Ah Disgaea, before it was released on the DS it was actually one of my favorite PS2 games, so this review is already biased at best. None the less, I will forge ahead …
In short Disgaea is a tactics game, you have characters with limited movement on a grid and moves that cover a set area, depending on class and weapon, and then you do your thing. Basically every stage is a sort of puzzle where you have to figure out how to clear it, and there’s an entire subgame that is made up of much more complex puzzles called the Item World (the world inside your items). All that being said the game is insanely cute, the sprites, which looked wonky on the big TV, are absolutely perfect in their revamped DS incarnation, and the character design is among my favorites of all time. In the main game you follow Laharl, new Overlord of the Netherworld, and his group of increasingly strange companions as they stake Laharl’s claim to the throne and have adventures beyond. There are classes of monsters and humans to unlock, weapons to master, and extremely amusing cut scenes to be seen. When you finish the game there’s a new game plus and, if you’re lucky, a new mini-plot to play through. Also, if you don’t like the ending you got, there are more than a few “alternate endings” available for some extra time and effort.
One of the only ways the DS version suffers over the PS2 version is that there isn’t much voice acting, which gave so much of the personality to the characters in the original version of the game. Since I already played the original though I really don’t know how endearing the plot would be to someone whose never heard the voices, but I think it would still entertain.
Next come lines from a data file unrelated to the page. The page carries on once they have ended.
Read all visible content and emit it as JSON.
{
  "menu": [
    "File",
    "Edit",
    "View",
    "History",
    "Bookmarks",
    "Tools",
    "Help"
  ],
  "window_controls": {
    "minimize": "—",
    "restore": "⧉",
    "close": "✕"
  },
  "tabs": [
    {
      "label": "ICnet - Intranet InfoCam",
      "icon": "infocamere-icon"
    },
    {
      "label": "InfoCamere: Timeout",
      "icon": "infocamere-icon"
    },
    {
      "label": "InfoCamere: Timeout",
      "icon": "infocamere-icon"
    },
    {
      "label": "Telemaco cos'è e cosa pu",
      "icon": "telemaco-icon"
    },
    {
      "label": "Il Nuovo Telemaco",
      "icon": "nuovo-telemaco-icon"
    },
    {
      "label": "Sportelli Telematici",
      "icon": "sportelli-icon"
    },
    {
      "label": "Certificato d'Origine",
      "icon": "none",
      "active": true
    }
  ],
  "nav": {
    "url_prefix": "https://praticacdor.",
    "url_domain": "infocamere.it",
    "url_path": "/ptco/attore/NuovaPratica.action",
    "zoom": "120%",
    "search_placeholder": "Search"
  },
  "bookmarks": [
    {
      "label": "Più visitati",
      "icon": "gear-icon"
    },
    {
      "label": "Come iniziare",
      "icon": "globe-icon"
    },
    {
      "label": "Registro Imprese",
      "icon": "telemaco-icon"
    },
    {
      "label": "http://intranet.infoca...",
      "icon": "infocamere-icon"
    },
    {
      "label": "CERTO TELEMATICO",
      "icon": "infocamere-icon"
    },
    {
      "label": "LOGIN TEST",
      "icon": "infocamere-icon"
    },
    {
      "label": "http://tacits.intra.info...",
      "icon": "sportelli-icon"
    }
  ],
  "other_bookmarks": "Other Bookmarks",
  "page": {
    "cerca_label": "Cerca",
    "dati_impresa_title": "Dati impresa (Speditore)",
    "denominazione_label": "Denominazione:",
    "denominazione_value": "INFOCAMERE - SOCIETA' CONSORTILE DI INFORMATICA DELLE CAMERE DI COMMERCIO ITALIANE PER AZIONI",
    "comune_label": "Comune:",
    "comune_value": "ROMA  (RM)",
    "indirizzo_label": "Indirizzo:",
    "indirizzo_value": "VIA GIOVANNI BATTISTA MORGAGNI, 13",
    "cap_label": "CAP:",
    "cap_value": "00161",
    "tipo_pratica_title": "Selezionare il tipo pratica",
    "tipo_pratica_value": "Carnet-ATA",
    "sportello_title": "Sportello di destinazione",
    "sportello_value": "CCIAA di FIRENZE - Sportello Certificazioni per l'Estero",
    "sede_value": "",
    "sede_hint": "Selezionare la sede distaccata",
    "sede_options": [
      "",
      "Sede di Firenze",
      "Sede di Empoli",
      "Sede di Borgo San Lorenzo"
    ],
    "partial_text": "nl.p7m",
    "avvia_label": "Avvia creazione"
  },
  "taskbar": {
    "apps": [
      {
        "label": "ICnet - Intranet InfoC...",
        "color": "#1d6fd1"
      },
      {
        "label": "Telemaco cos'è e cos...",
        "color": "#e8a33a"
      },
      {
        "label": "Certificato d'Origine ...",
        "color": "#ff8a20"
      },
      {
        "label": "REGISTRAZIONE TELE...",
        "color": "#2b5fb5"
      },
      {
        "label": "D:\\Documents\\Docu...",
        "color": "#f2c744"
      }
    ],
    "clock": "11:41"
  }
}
One of the best things about Disgaea is that you can put as much into it as you like and there’s still more to do, it kept me entertained on a lot of downtime when I was on vacation and it’s super cute to look at without being, well, fluffy. Especially in Item World it’s a game where using your brain, planning ahead, all that nerdy video game stuff, actually pays off, but at the same time it doesn’t overwhelm you to the point of paralysis in the way that Phantom Brave and, to a lesser extent, Disgaea 2, did. I would say though, for younger players, it could probably be pretty frustrating slash not hold ones attention, but it’s really a game for non-twitch gamers who still enjoy a challenge now and then.